Disco und Gedichte

Als ich ungefähr 13 war, holte meine große Schwester einmal ein Heft hervor, in denen Gedichte standen, die sie und Freunde von ihr verfasst hatten. Diese Gedichte waren ganz anders als die aus den Schulbüchern, sie reimten sich nicht und waren eher aus dem Leben gegriffen, da z.B. manchmal spät nachts auf einer Party entstanden. Auch kleine Gemeinheiten waren dabei, die Leuten gewidmet waren, die die Verfasser nervten.
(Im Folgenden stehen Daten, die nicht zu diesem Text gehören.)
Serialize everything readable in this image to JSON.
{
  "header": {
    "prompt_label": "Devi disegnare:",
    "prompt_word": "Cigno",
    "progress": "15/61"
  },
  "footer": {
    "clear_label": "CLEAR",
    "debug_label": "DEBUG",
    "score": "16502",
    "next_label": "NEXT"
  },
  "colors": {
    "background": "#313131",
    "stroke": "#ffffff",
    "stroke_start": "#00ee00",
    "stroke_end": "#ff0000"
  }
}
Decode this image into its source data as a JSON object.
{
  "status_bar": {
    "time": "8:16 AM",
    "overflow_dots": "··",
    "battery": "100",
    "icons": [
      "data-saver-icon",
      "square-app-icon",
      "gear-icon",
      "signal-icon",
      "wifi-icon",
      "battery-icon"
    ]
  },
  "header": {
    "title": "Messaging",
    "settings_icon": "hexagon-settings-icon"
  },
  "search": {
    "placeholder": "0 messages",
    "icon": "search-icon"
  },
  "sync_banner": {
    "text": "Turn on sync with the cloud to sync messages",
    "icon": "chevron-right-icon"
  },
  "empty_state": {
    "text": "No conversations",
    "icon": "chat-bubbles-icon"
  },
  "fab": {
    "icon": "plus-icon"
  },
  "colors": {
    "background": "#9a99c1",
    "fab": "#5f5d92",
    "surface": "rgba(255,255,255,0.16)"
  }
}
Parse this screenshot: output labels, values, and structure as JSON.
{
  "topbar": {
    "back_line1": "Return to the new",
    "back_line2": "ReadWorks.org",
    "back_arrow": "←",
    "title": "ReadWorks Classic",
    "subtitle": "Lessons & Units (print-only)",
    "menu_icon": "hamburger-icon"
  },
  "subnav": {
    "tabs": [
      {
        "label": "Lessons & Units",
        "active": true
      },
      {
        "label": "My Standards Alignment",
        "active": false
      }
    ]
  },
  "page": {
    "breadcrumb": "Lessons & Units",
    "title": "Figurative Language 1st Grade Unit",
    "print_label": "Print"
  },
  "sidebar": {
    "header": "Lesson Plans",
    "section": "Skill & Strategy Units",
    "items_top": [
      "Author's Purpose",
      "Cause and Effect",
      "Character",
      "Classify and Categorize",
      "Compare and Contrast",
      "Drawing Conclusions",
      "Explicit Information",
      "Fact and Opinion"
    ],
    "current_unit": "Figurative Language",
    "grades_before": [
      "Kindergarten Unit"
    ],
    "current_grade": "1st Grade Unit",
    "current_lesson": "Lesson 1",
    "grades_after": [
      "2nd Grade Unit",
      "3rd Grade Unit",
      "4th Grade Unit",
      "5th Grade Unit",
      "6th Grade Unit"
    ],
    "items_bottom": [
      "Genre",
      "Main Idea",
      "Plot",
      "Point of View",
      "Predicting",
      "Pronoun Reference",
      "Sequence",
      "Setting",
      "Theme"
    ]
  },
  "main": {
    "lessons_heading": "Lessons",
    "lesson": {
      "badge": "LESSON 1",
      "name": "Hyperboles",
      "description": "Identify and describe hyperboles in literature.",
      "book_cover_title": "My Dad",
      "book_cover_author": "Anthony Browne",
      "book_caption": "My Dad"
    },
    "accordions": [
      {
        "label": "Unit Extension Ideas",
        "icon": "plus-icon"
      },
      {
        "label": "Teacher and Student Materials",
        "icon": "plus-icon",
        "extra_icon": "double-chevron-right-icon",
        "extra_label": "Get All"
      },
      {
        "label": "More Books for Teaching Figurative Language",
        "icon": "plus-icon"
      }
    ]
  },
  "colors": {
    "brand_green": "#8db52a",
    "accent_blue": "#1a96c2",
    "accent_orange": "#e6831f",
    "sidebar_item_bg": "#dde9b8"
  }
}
Ich fand das toll und besorgte mir auch so ein Heft, um meine Gedanken endlich in eine ausdrucksvollere Form zu bringen.
Das brachte mich auch eines Tages nach Ravensburg zum Literaturmeeting, ich glaube ich war 18. Es waren andere nette Leute da, wir übernachteten in einer Jugendherberge und hatten unseren Spaß. Ich erinnere mich auch noch sehr deutlich an den Kommentar eines Radiomoderators: „Andere Leute gehen in die Disco, ihr schreibt Gedichte…“, setzte er an, wurde aber sofort unterbrochen und über die Absurdität seinerAnnahme, dass sich das ausschließt, aufgeklärt.  Am Abend legten wir dann einen ziemlich langen Fußweg zurück, um die Disco zu erreichen.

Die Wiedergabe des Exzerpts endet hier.